郑天不好意思地挠了挠头:“不多不多,就三个韭菜盒子,一盘西红柿炒鸡蛋、醋溜土豆丝、红烧肘子,五个馒头,哦对了,还有两瓶可乐。”


    莫栀年和关柠都惊呆了,郑天其实一点都不胖,但没想到他能吃这么多。


    郑天:“听其他人说,孙霜雪她们几个好像被校外的人给‘教训’了,还是在大晚上,真他妈吓人。”


    莫栀年见他知道些情况,接着问道:“那你知道校外的那个人是谁吗?”


    郑天托着下巴思考了许久,突然他拍了一下课桌:“我想起来了,好像叫陈……陈圣青!”

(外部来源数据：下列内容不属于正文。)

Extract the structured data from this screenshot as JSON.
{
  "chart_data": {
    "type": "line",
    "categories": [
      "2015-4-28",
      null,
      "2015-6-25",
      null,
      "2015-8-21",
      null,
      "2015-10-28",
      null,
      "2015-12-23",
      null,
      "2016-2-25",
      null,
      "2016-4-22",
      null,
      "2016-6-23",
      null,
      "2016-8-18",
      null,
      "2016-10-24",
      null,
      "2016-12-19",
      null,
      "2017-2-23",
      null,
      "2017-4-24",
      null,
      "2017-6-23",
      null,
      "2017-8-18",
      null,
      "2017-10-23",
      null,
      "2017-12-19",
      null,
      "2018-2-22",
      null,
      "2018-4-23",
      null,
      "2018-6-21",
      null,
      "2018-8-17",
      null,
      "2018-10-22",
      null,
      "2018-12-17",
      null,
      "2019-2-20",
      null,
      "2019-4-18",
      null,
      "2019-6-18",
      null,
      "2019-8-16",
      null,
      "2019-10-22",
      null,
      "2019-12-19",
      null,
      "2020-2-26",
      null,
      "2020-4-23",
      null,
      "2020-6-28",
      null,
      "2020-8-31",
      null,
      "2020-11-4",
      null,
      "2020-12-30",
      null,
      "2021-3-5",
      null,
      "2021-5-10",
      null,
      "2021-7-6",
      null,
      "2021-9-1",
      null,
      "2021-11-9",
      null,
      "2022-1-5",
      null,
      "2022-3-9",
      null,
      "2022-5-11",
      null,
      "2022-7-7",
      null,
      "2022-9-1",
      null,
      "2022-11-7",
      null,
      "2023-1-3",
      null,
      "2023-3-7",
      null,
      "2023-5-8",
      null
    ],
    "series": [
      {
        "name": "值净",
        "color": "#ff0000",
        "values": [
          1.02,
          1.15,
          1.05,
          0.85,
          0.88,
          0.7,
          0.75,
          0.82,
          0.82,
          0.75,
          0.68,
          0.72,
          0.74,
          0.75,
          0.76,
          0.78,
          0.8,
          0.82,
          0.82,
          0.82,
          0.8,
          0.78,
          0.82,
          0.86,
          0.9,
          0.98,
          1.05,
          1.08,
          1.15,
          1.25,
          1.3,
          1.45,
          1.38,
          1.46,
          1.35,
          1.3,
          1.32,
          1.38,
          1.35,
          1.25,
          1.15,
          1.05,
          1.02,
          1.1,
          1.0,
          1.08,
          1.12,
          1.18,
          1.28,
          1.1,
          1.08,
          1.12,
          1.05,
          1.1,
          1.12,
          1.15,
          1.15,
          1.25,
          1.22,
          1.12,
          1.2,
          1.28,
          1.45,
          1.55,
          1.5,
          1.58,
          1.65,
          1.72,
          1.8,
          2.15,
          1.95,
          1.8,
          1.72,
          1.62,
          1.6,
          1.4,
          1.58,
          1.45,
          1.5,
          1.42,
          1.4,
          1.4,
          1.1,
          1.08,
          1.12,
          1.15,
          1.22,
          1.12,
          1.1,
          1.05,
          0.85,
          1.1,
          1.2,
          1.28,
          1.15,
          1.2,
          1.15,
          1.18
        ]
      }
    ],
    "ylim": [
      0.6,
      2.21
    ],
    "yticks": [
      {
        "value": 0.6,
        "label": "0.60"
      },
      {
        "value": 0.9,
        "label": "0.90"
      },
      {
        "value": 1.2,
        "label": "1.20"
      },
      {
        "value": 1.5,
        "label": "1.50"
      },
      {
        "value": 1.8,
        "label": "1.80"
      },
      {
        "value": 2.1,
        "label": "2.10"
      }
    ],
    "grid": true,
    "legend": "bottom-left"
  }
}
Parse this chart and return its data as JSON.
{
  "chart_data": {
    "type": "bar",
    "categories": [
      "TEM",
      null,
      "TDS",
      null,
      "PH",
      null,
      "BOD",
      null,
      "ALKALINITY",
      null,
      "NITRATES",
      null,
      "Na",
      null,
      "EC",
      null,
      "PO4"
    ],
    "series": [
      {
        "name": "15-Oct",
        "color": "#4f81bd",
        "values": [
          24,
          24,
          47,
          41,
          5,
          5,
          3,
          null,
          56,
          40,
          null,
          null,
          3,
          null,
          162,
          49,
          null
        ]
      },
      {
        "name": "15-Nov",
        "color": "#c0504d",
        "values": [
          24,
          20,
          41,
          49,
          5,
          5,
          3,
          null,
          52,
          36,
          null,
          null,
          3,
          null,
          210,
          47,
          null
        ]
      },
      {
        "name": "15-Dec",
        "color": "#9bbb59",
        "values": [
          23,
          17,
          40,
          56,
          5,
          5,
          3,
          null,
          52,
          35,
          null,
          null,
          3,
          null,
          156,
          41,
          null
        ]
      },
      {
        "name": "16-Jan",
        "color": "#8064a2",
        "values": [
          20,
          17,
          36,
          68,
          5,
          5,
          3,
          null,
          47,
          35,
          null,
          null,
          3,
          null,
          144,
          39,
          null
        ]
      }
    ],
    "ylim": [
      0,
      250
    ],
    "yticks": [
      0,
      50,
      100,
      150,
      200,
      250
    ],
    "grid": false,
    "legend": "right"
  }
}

    “他?!”关柠一脸疑惑地看向郑天,“他和孙霜雪的关系八竿子都打不着,他俩到底又什么恩怨啊?”


    郑天耸了耸肩,表示他也不知道。


    一旁的莫栀年沉默不语,原来,陈圣青昨晚对她说的那句话是这个意思。孙霜雪对于她来说确实是个让人头疼的大麻烦,可陈圣青又是怎么知道欺负她的人是孙霜雪呢?


    这种种的一切都让莫栀年陷入怀疑当中。


    “年年,你在想什么呢?喊你这么多遍都没有反应。”关柠说,“难道你知道这其中的事?”


    莫栀年心虚地摇头:“我不知道。”


    要是让关柠知道她和陈圣青有交集,她肯定会“杀”了她的。


    关柠半信半疑,但她还是没有再继续问下去:“以陈圣青的脾气,肯定是孙霜雪做了什么触犯到他底线的事,啧啧,我感觉孙霜雪没个十天半个月是不会来学校了。”


    “有这么严重吗?”莫栀年问道。


    关柠一脸肯定:“当然,我和祁焱可是和他交过手的,他打起架来那叫一个狠,就算被打断了几根肋骨,也还是能继续站起来打一个小时。”


    莫栀年咽了咽口水,陈圣青确实看上去凶,但拳头更凶。


    “好了好了,不讲了,现在谁能当我的救命稻草?”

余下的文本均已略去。